The final report summarizes the 3-year sampling effort in the CCoC, which in turn completed a larger 6-year effort over a vast area of the central and southern Canadian Rockies. In 2016, the research team surveyed the last unsampled portion of the Alberta Rockies (south of Kananaskis Country to Highway 3) in addition to a substantial portion of the East Kootenay region of the British Columbia Rockies (BC; >9000 km2). This follow-up effort allowed the team to complete an entire ecoregion-wide wolverine survey in the Canadian Rockies ecoregion, from the US-Canadian border north to Banff and Yoho National Parks. From this data, researchers created density estimates and occupancy models of wolverine distribution and its multiple landscape stressors across an extensive and complex region of the Great Northern Landscape.
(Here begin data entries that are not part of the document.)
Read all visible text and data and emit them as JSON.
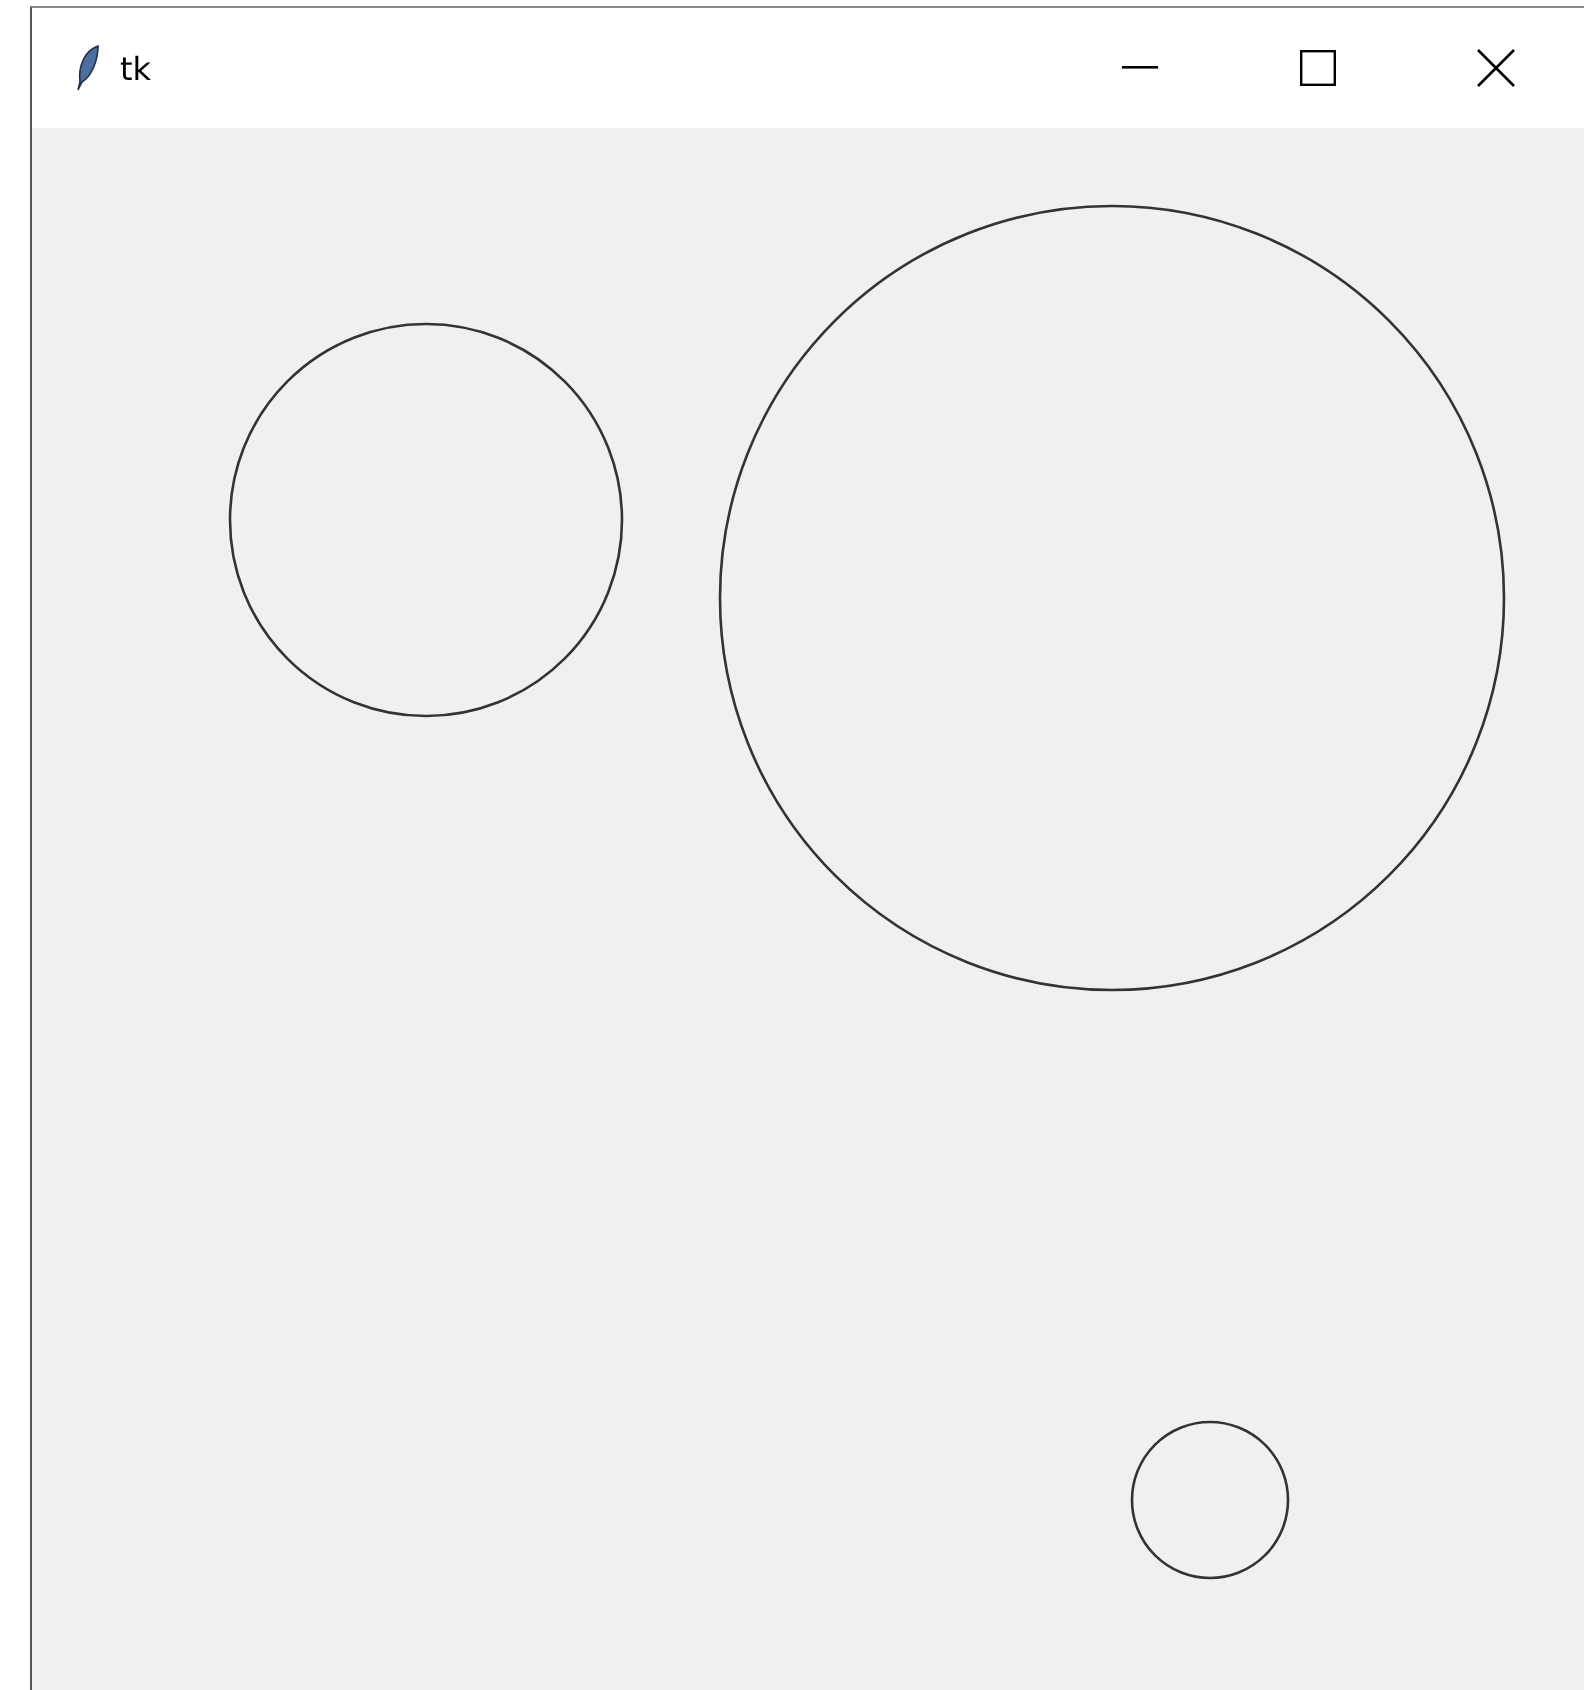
{
  "window": {
    "title": "tk"
  },
  "canvas": {
    "shapes": [
      {
        "kind": "circle"
      },
      {
        "kind": "circle"
      },
      {
        "kind": "circle"
      }
    ]
  }
}
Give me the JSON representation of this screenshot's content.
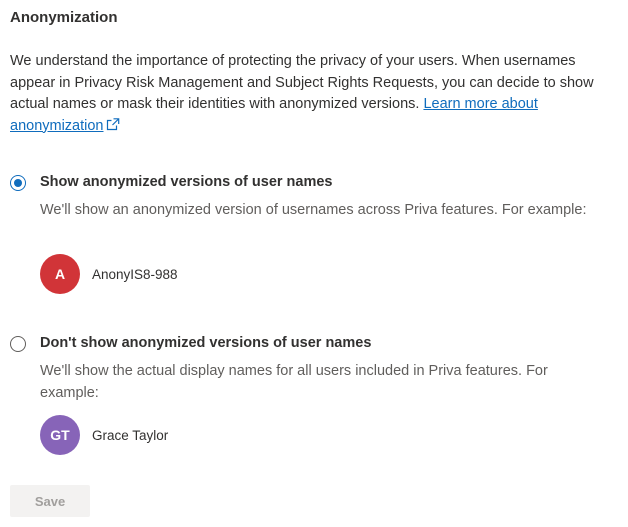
{
  "section": {
    "title": "Anonymization",
    "description": "We understand the importance of protecting the privacy of your users. When usernames appear in Privacy Risk Management and Subject Rights Requests, you can decide to show actual names or mask their identities with anonymized versions.",
    "learn_more_link": "Learn more about anonymization",
    "link_icon": "external-link-icon"
  },
  "options": [
    {
      "label": "Show anonymized versions of user names",
      "selected": true,
      "description": "We'll show an anonymized version of usernames across Priva features. For example:",
      "example": {
        "initials": "A",
        "name": "AnonyIS8-988",
        "avatar_color": "#d13438"
      }
    },
    {
      "label": "Don't show anonymized versions of user names",
      "selected": false,
      "description": "We'll show the actual display names for all users included in Priva features. For example:",
      "example": {
        "initials": "GT",
        "name": "Grace Taylor",
        "avatar_color": "#8764b8"
      }
    }
  ],
  "actions": {
    "save_label": "Save",
    "save_disabled": true
  },
  "colors": {
    "accent": "#0f6cbd",
    "text": "#323130",
    "muted": "#605e5c"
  }
}
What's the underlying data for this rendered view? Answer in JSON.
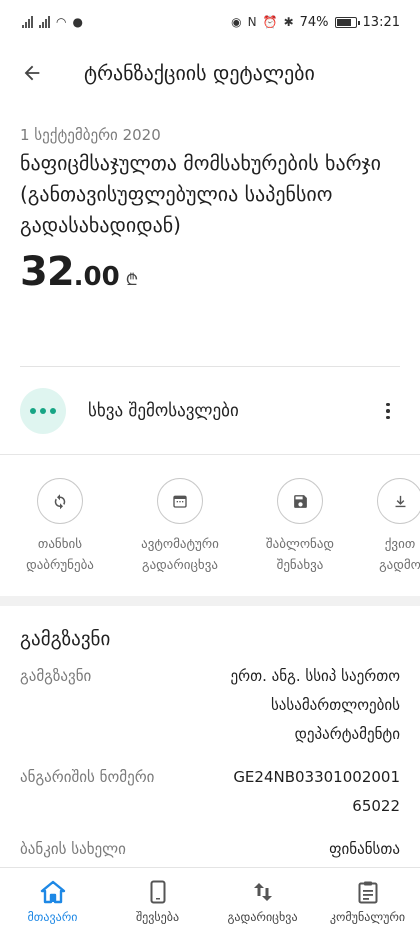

The report summarizes research findings and makes recommendations regarding management strategies.

ABSTRACT:

Black and white image of a wolverine walking through snowy forestThe Canadian Crown of the Continent (CCoC), between Banff National Park and Glacier National Park at the US border, supports an assemblage of carnivores that is unique in North America for its intact diversity. Because of its particular geographic position, the CCoC also represents one of the most strategically important regions in maintaining ecological connectivity for carnivores and other wildlife in the Great Northern Landscape. The CCoC has been identified as crucial for wolverines north of the US border to supply individuals and genes through dispersal to the highly fragmented population in the northern US Rocky Mountains. The Canadian Rockies has been identified as a potential corridor for wolverine movement into the US and the most likely long-term prospect for transboundary wolverine habitat connectivity given climate change scenarios.

 

There is no empirical information on wolverine occupancy, population density, habitat linkages and genetic connectivity in the CCoC region. Coarse-scale models were used to identify core areas and potential connectivity. The lack of empirical, robust demographic and connectivity data to inform management is a growing concern given the increasing scale of landscape impact, and that wolverines are still legally harvested and impacted by two of the three main landscape stressors (land use and climate change) in the Great Northern Landscape.

 

Remote cameras and noninvasive genetic sampling (NGS) are powerful tools to examine how human disturbance and landscape fragmentation affects species distributions, landscape connectivity, and gene flow. This research will add new sampling to achieve spatial contiguity within the Rocky Mountains and larger transboundary metapopulation shared between the US and Canada. Merging existing data with newly collected data, the research team will create spatially-explicit models of wolverine population size, occupancy, and connectivity.

OBJECTIVE:

The objectives of this project are to conduct a survey of wolverine occurrence in the Canadian Crown of the Continent (CCoC) using noninvasive methods; develop occupancy models of wolverine distribution to identify core habitats, dispersal corridors, and highway mitigation; and estimate wolverine density in Canadian Rocky and Columbia Mountains.